Hello everyone. Lets say i created a reporting pip...
# questions
s
Hello everyone. Lets say i created a reporting pipeline in a notebook (pull data, compute cols, export excel/csv). I then packaged everything into a kedro project and everything is fine. Then the customer wants some alterations of the reports, new columns or something like that. How would i proceed to "develop" inside kedro? Transferring dirty notebook code into clean nodes is one thing, but how would i proceed to develop once everything is a node in a pipeline? In jupyter notebooks or regular py files i can run the code until some point and then alter my dataframes as i wish. How would i approach this in a kedro framework? I hope this makes sense ;)
d
I think I understand your question, and it's something I think practitioners commonly do, so you're not alone! Whether you run the pipeline from a notebook or somewhere else, if you've persisted the outputs in a physical catalog entry, you can construct the catalog and load the dataset and make ad-hoc modifications in a notebook (or explore the data). You can run up until a particular point using options like
to_nodes
or
to_outputs
on the run. If you want to run a pipeline without persisting the outputs, a pipeline run in a notebook using the Python API returns a dictionary of "free" outputs (i.e. the outputs that didn't get consumed by other nodes or written to a catalog entry).
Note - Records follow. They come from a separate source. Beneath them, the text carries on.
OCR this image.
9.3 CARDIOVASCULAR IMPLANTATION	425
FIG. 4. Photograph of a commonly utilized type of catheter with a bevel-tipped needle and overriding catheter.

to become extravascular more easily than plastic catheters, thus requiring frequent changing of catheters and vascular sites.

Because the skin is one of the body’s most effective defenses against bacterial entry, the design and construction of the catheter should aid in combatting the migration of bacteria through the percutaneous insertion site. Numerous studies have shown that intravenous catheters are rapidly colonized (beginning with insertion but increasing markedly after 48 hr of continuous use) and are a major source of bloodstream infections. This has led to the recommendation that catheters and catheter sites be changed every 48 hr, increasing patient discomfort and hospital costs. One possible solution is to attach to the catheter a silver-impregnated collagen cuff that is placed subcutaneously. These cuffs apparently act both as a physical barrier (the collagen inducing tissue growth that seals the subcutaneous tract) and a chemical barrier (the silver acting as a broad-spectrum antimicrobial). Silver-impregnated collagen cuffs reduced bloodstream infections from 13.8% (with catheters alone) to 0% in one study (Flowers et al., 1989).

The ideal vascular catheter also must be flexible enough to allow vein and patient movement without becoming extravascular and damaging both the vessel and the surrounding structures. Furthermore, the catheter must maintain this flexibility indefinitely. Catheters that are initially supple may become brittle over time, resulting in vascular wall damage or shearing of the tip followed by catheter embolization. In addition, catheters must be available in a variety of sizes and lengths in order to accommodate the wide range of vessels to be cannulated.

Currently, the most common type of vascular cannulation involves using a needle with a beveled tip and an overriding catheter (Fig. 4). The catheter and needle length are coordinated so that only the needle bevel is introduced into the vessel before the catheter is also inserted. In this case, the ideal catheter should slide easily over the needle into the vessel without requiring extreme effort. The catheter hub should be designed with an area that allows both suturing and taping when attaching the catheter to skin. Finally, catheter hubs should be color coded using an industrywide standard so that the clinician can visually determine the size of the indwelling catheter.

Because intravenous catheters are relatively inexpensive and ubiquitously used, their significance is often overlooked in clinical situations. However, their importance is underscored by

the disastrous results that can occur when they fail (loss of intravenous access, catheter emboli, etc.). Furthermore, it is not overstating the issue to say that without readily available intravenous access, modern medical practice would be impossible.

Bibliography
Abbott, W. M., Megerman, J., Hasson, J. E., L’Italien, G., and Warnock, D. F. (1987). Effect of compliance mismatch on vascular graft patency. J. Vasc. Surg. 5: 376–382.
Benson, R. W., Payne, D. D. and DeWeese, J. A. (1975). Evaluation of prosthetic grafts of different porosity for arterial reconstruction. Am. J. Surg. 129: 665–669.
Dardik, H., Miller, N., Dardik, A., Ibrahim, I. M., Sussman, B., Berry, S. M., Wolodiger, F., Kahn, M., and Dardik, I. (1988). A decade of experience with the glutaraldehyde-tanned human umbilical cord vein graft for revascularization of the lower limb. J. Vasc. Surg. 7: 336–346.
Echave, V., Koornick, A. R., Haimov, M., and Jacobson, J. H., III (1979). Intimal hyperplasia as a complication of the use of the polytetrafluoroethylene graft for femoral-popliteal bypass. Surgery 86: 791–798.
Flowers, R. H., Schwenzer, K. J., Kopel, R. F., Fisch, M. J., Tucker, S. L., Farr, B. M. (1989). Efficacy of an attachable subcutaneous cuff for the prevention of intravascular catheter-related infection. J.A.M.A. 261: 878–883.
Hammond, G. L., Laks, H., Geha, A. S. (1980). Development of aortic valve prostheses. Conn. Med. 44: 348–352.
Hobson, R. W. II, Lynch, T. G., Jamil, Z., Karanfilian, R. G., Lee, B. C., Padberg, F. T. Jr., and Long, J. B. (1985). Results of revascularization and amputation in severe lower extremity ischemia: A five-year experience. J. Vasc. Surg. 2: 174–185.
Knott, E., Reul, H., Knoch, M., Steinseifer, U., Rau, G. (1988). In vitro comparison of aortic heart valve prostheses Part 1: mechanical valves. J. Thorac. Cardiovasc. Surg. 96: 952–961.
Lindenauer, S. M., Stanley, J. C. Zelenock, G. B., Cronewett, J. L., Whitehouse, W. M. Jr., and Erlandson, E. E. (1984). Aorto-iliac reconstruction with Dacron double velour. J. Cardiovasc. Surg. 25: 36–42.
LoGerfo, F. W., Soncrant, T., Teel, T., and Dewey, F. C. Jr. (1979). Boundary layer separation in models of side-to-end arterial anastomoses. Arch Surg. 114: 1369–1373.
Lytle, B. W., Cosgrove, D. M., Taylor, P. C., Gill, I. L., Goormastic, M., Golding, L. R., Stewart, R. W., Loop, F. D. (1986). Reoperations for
You can load the data directly from there, and write downstream code. Let me know if I've misunderstood your ask.
s
thanks for the reply. i will play around with this to grasp the workflow of this. however, on second sight i think that running a debugger with specified break points would be sufficient as well for these purposes?
d
Is that what you want? I feel like a debugger-based workflow is very much a dev/debugging experience; on the other hand, you can mix the flexibility of running pipelines + using results in a notebook in an interactive stakeholder demo (for example), and it still looks "clean".